Endocannabinoids and their attending cannabinoid type 1 (CB1) receptor have been implicated in animal models of post-traumatic stress disorder (PTSD). However, their specific role has not been studied in people with PTSD. Herein, we present an in vivo imaging study using positron emission tomography (PET) and the CB1-selective radioligand [(11)C]OMAR in individuals with PTSD, and healthy controls with lifetime histories of trauma (trauma-exposed controls (TC)) and those without such histories (healthy controls (HC)). Untreated individuals with PTSD (N=25) with non-combat trauma histories, and TC (N=12) and HC (N=23) participated in a magnetic resonance imaging scan and a resting PET scan with the CB1 receptor antagonist radiotracer [(11)C]OMAR, which measures the volume of distribution (VT) linearly related to CB1 receptor availability. Peripheral levels of anandamide, 2-arachidonoylglycerol, oleoylethanolamide, palmitoylethanolamide and cortisol were also assessed. In the PTSD group, relative to the HC and TC groups, we found elevated brain-wide [(11)C]OMAR VT values (F(2,53)=7.96, P=0.001; 19.5% and 14.5% higher, respectively), which were most pronounced in women (F(1,53)=5.52, P=0.023). Anandamide concentrations were reduced in the PTSD relative to the TC (53.1% lower) and HC (58.2% lower) groups. Cortisol levels were lower in the PTSD and TC groups relative to the HC group. Three biomarkers examined collectively--OMAR VT, anandamide and cortisol--correctly classified nearly 85% of PTSD cases. These results suggest that abnormal CB1 receptor-mediated anandamide signaling is implicated in the etiology of PTSD, and provide a promising neurobiological model to develop novel, evidence-based pharmacotherapies for this disorder.

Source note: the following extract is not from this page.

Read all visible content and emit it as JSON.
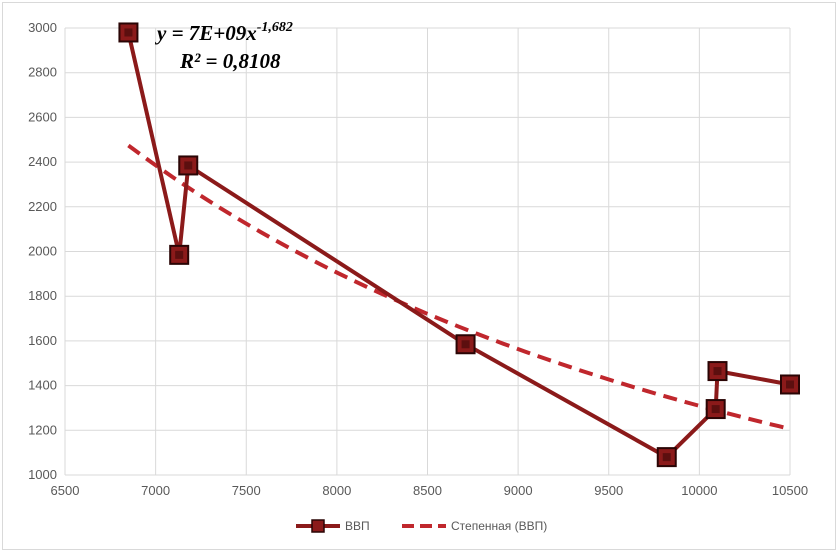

内源性大麻素及其相应的大麻素 1 型受体(CB1)已被发现在创伤后应激障碍(PTSD)的动物模型中起作用。然而,它们在 PTSD 患者中的具体作用尚未得到研究。在此,我们使用正电子发射断层扫描(PET)和 CB1 选择性放射性配体 [(11)C]OMAR 对 PTSD 患者、有创伤史的健康对照组(创伤暴露对照组(TC))和无创伤史的健康对照组(HC)进行了一项体内成像研究。未经治疗的 PTSD 患者(N=25)具有非战斗性创伤史,TC(N=12)和 HC(N=23)参加了磁共振成像扫描和静息 PET 扫描,使用 CB1 受体拮抗剂放射性示踪剂 [(11)C]OMAR,该示踪剂线性测量分布容积(VT)与 CB1 受体可用性相关。还评估了花生四烯酸乙醇酰胺、2-花生四烯酰甘油、油酰乙醇酰胺、棕榈酰乙醇酰胺和皮质醇的外周水平。在 PTSD 组中,与 HC 和 TC 组相比,我们发现大脑广泛的 [(11)C]OMAR VT 值升高(F(2,53)=7.96,P=0.001;分别高 19.5%和 14.5%),在女性中最为明显(F(1,53)=5.52,P=0.023)。与 TC(低 53.1%)和 HC(低 58.2%)组相比,PTSD 组中的花生四烯酸乙醇酰胺浓度降低。与 HC 组相比,PTSD 和 TC 组的皮质醇水平较低。联合检查的三种生物标志物--OMAR VT、花生四烯酸乙醇酰胺和皮质醇--可正确分类近 85%的 PTSD 病例。这些结果表明,异常的 CB1 受体介导的花生四烯酸乙醇酰胺信号传导与 PTSD 的发病机制有关,并为开发这种疾病的新的、基于证据的药物治疗方法提供了一个有前途的神经生物学模型。